Estimating a Kansas workers’ comp premium
Workers’ compensation premium in Kansas follows the standard rating formula used nationwide. It depends on three things: your annual payroll, the base rate for your job classification code (quoted per $100 of payroll), and your experience modification factor, which rewards or penalizes you for your claims history. This calculator multiplies them together to estimate both the base and the modified premium.
How it works
base premium = (annual payroll / 100) x class base rate
modified premium = base premium x experience modifier
Payroll is divided by 100 because workers’ comp rates are always expressed per $100 of payroll.
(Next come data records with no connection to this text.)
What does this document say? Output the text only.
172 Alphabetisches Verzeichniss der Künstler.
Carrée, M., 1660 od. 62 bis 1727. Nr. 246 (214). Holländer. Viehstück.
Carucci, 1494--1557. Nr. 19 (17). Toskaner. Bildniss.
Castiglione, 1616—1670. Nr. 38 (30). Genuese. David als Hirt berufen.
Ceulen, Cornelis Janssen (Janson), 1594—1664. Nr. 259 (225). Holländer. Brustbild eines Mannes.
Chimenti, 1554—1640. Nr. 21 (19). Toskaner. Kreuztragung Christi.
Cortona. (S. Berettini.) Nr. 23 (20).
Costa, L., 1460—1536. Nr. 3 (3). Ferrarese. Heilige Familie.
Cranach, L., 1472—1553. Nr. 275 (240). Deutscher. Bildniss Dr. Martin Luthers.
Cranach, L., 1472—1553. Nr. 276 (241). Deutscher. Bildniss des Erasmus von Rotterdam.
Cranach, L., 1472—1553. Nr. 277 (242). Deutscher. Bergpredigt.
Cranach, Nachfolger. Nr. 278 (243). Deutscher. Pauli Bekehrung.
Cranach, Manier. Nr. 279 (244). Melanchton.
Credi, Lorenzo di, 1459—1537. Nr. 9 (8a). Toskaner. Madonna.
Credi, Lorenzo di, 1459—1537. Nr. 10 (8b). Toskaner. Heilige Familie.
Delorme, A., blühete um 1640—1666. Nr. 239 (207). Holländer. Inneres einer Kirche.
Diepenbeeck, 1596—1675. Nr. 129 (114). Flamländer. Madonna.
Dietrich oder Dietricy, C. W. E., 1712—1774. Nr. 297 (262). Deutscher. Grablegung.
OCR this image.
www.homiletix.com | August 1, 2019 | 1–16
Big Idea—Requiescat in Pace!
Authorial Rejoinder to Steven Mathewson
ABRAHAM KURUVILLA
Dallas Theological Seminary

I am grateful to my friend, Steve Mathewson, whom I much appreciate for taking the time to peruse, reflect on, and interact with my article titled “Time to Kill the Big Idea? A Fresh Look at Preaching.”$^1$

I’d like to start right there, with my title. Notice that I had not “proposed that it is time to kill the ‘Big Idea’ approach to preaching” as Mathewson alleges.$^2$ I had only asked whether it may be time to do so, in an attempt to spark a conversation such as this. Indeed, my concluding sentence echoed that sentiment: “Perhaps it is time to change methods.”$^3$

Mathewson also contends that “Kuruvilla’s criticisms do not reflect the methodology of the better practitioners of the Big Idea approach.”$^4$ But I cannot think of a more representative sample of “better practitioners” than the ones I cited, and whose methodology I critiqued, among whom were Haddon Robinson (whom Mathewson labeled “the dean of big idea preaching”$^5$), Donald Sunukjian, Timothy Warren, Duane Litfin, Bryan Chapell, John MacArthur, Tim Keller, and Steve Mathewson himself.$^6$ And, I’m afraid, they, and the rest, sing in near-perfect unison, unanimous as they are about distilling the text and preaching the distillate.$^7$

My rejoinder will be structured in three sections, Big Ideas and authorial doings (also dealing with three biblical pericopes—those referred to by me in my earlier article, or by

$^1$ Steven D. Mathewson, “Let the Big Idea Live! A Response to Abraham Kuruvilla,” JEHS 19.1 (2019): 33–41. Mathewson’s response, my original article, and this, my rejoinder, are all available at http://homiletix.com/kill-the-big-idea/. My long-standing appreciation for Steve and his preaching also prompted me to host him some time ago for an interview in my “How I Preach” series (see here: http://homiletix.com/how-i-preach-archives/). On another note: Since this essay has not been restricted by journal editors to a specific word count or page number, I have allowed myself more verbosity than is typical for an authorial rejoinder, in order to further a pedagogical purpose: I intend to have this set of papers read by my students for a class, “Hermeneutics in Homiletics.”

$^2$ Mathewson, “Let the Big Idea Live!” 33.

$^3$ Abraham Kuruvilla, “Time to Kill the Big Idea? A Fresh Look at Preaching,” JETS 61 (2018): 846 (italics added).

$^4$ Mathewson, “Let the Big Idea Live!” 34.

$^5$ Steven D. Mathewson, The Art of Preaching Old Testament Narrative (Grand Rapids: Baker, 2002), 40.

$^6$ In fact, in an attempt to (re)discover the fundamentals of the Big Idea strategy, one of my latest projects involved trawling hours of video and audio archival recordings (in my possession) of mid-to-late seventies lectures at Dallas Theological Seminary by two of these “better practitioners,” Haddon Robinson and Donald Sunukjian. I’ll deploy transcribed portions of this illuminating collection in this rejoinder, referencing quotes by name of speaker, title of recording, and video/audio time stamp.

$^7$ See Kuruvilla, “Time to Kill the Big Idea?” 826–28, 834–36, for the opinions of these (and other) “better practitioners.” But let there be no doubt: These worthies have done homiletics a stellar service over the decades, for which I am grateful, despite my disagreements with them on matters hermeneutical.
The experience modifier (e-mod) is centered on 1.0: a mod of 0.85 cuts premium 15%, while 1.20 adds 20%. New employers typically start at 1.0 until they build a claims history.
Example and notes
A landscaping company has $400,000 in annual payroll, a class base rate of $6.50 per $100, and an e-mod of 0.95. Base premium is 400,000 / 100 x 6.50 = $26,000. Applying the 0.95 mod gives a modified premium of $24,700.
This is a manual-premium estimate. Real policies can layer on schedule credits, premium discounts for larger accounts, expense constants, and state assessments, and multiple class codes are common when employees do different work. Use this for planning and get a formal quote from a Kansas-licensed carrier for an exact number.